Il s’agit d’un nouveau chapitre d’une histoire industrielle jalonnée de déconvenues, de pertes massives et de plans sociaux. Longue histoire puisqu’elle commence en 2001 par la décision de celui qui deviendra commissaire européen, Thierry Breton, à l’époque PDG du groupe d’électronique français Thomson Multimédia, d’acquérir Technicolor, puis la décision du groupe, en proie à une dette abyssale, d’abandonner son nom au profit de celui de sa filiale Technicolor, en 2010. A nouveau au bord de la faillite, le groupe se scinde en deux en 2022 entre Vantiva (dédié aux stratégies haut débit) et la postproduction (cinéma, séries et publicités), toujours sous le nom de Technicolor.

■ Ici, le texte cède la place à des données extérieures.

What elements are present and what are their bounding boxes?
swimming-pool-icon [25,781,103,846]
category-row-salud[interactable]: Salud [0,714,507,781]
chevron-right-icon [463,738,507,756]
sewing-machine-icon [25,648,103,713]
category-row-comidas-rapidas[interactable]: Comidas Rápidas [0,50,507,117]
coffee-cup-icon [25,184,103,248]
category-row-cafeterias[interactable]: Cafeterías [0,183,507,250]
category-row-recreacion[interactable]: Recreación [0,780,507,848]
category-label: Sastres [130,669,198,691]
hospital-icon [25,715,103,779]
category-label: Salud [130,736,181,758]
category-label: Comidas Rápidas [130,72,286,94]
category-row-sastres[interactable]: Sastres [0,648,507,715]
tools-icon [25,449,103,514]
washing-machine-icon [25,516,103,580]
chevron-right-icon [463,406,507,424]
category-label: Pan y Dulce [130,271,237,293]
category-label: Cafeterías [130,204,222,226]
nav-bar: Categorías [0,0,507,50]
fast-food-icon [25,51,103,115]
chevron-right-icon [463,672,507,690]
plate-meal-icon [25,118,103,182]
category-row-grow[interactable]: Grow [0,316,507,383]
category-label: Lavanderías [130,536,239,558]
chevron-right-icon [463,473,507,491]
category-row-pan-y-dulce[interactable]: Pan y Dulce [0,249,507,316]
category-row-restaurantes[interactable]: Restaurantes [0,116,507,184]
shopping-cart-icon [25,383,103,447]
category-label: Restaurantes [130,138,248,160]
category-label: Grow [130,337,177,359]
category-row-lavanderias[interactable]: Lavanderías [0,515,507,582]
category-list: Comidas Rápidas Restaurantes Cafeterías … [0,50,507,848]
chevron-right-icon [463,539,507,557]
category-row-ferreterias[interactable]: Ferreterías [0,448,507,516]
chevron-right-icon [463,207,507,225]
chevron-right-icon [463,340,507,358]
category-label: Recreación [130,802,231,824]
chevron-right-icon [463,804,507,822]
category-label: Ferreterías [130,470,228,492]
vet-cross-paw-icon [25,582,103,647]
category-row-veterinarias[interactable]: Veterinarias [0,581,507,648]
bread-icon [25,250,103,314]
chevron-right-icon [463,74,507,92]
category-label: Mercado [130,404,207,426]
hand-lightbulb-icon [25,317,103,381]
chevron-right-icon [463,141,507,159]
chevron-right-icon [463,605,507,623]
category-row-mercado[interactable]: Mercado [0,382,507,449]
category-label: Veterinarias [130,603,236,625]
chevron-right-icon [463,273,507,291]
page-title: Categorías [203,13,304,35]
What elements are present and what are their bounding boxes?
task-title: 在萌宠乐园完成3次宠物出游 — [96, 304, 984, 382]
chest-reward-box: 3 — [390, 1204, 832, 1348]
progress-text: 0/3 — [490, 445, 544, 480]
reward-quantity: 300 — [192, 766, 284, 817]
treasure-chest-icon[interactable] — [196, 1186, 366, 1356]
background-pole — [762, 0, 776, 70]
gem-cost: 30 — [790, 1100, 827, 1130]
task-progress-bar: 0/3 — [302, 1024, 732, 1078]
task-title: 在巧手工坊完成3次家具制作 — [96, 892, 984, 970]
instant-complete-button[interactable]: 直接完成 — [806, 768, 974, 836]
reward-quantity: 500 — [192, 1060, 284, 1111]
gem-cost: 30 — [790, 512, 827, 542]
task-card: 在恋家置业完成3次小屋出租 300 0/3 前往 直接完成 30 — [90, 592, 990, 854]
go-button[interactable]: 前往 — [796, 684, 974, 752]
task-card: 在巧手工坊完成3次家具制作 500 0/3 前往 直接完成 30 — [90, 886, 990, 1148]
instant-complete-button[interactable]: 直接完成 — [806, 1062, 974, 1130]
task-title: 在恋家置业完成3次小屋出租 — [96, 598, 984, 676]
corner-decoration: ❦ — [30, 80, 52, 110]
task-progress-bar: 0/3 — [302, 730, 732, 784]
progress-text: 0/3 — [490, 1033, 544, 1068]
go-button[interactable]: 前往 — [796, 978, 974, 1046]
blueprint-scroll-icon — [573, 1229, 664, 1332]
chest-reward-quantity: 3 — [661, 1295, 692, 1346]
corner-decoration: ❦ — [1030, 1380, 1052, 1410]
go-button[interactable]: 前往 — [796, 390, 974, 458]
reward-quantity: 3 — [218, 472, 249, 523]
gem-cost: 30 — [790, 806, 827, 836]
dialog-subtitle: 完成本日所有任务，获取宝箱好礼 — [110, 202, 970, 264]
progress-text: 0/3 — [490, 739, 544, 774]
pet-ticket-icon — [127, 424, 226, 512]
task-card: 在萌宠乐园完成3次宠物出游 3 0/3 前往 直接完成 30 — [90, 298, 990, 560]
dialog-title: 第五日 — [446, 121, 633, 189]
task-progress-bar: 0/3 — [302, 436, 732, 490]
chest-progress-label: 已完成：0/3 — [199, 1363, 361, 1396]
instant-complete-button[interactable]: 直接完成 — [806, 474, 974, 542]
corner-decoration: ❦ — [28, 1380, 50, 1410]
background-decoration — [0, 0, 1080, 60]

Le secteur de l’animation et des effets spéciaux, outre les questions de marges affaiblies en raison des contrats qui ne tiennent pas toujours compte du nombre d’employés et d’heures consacrées à la réalisation et dans un univers fortement concurrentiel, va se prendre de plein fouet les innovations de l’intelligence artificielle qui devraient périmer rapidement certaines tâches encore réalisées par des dizaines d’individus penchés sur leur ordinateur à temps plein. Les difficultés de Technicolor s’inscrivent aussi dans ce grand chambardement à venir du secteur.